Wednesday, October 06, 2010

dancing with a goat

I have a horrible memory when it comes to books I read.  Fiction, non-fiction, nothing really sticks with me.  Andy & I were watching one of the Ring trilogy movies on TV the other day, and he spewed forth the names of the characters, lands, and creatures like they were the names of his closest friends and family.  Several years removed from reading the books  and watching the movies, I remembered Frodo and Gandolph and that's about it.

So, the fact that a line from a book actually stuck with me probably signifies it rings true.  Andrew Solomon's "The Noonday Demon" is an excellent portrayal of depression.  Technically non-fiction, Solomon weaves in his own experiences to bring to life the effects and realities of this debilitating affliction.  The book covers depression from many different angles, including genes vs. environment.  Solomon quotes a fellow depressee (?): "Living with depression is like trying to keep your balance while you dance with a goat -- it is perfectly sane to prefer a partner with a better sense of balance."

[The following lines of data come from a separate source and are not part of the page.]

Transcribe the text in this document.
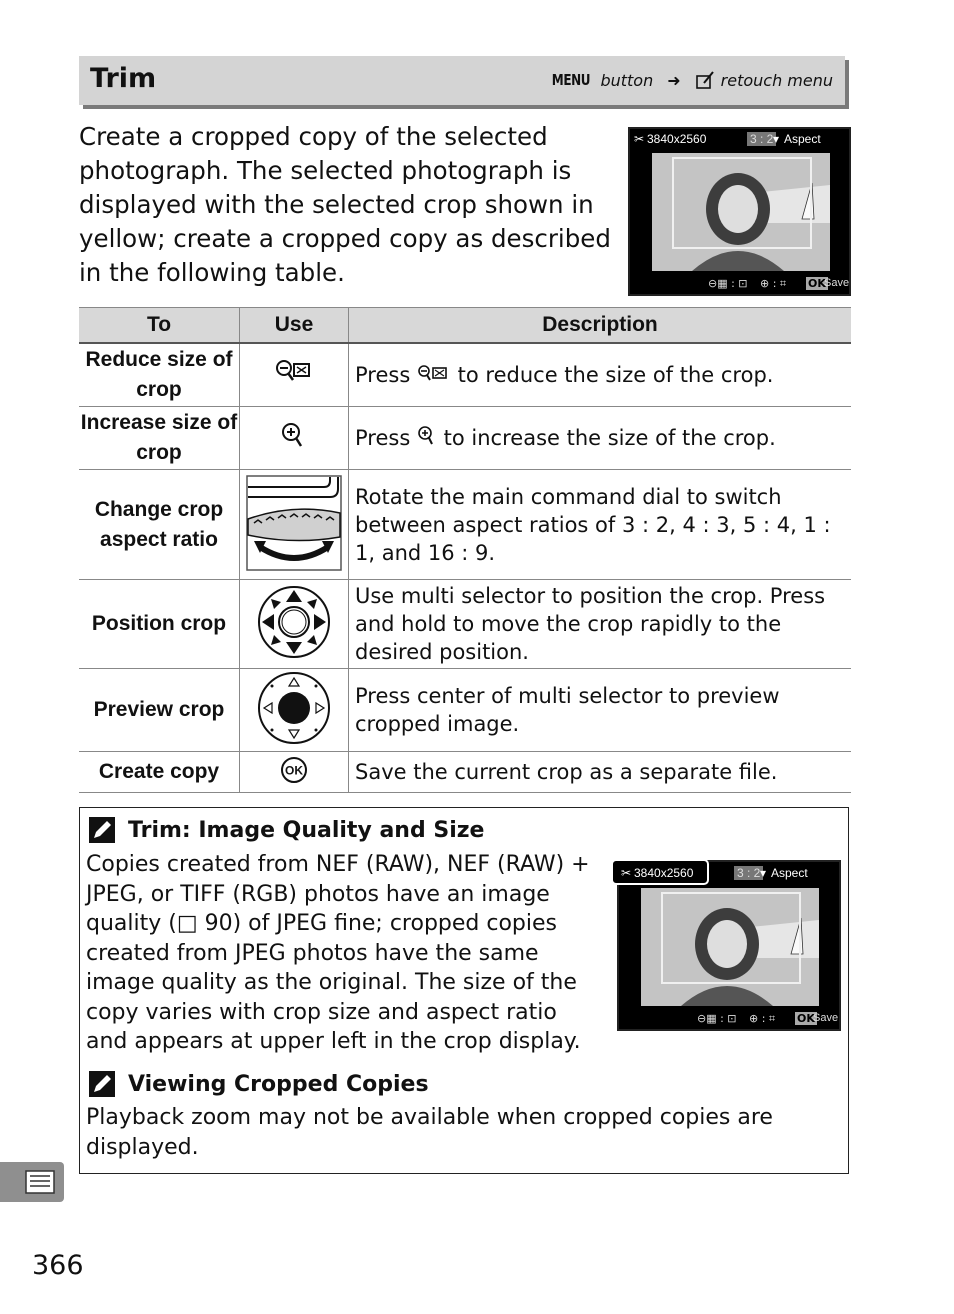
Trim	MENU button ➜	retouch menu
Create a cropped copy of the selected photograph. The selected photograph is displayed with the selected crop shown in yellow; create a cropped copy as described in the following table.
✂ 3840x2560	3 : 2 ▾ Aspect
⊖▦ : ⊡ ⊕ : ⌗ OK
Save
To	Use	Description
Reduce size of crop		Press to reduce the size of the crop.
Increase size of crop		Press to increase the size of the crop.
Change crop aspect ratio		Rotate the main command dial to switch between aspect ratios of 3 : 2, 4 : 3, 5 : 4, 1 : 1, and 16 : 9.
Position crop		Use multi selector to position the crop. Press and hold to move the crop rapidly to the desired position.
Preview crop		Press center of multi selector to preview cropped image.
Create copy	OK	Save the current crop as a separate file.
Trim: Image Quality and Size
Copies created from NEF (RAW), NEF (RAW) + JPEG, or TIFF (RGB) photos have an image quality (□ 90) of JPEG fine; cropped copies created from JPEG photos have the same image quality as the original. The size of the copy varies with crop size and aspect ratio and appears at upper left in the crop display.
Viewing Cropped Copies
Playback zoom may not be available when cropped copies are displayed.
✂ 3840x2560	3 : 2 ▾ Aspect
⊖▦ : ⊡ ⊕ : ⌗ OK
Save
366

Am I trying to dance with a goat in my current work environment?  Some days, I feel like my project is out of control, a Mack truck with no breaks barreling down a mountain.  I hate chaos, disorder.  I want everything filed, color-coded, assigned due dates, tied up neatly in a bow, and under control.  I am still learning the ropes of Industry, and with my project going back into "the plant" anon, another facet of the regulatory paperwork necessary to manufacture a drug is being revealed to me.  You need the PES before you can have the BR's for the run, and you need testing methods before you can issue a PNS sheet, before you can release the RM to be used in the BR.  And don't forget the CC's, the Bill of Testing, the Sampling, the Process Characterization, the Viral Clearance Study, the WVB Stability Study, Assay Valdiation, etc etc.  And this doesn't even include the bench work -- the actual science -- I am also asked to perform.  I could be forgiven for neglecting a thing or two now and then.  Especially considering that people who supposedly are in charge of paperwork and oversight don't always know the proper procedures themselves.

And yet, other people at my company seem to have it together.  They roll with the punches.  Sure, one guy had a heart attack, but he's apple-shaped and they've shown that's bad for your heart.  So, is it me?  Do I need to change how I think about work, how I approach the unmanageable?  Or do I just need more file folders, highlighters, push-pins, paper clips, and tags for e-mails?  Is my organizational system insufficient, or is no system sufficient for the disarray that is often my company?

In other words, am I trying to dance with a goat?  Or do I need dancing lessons?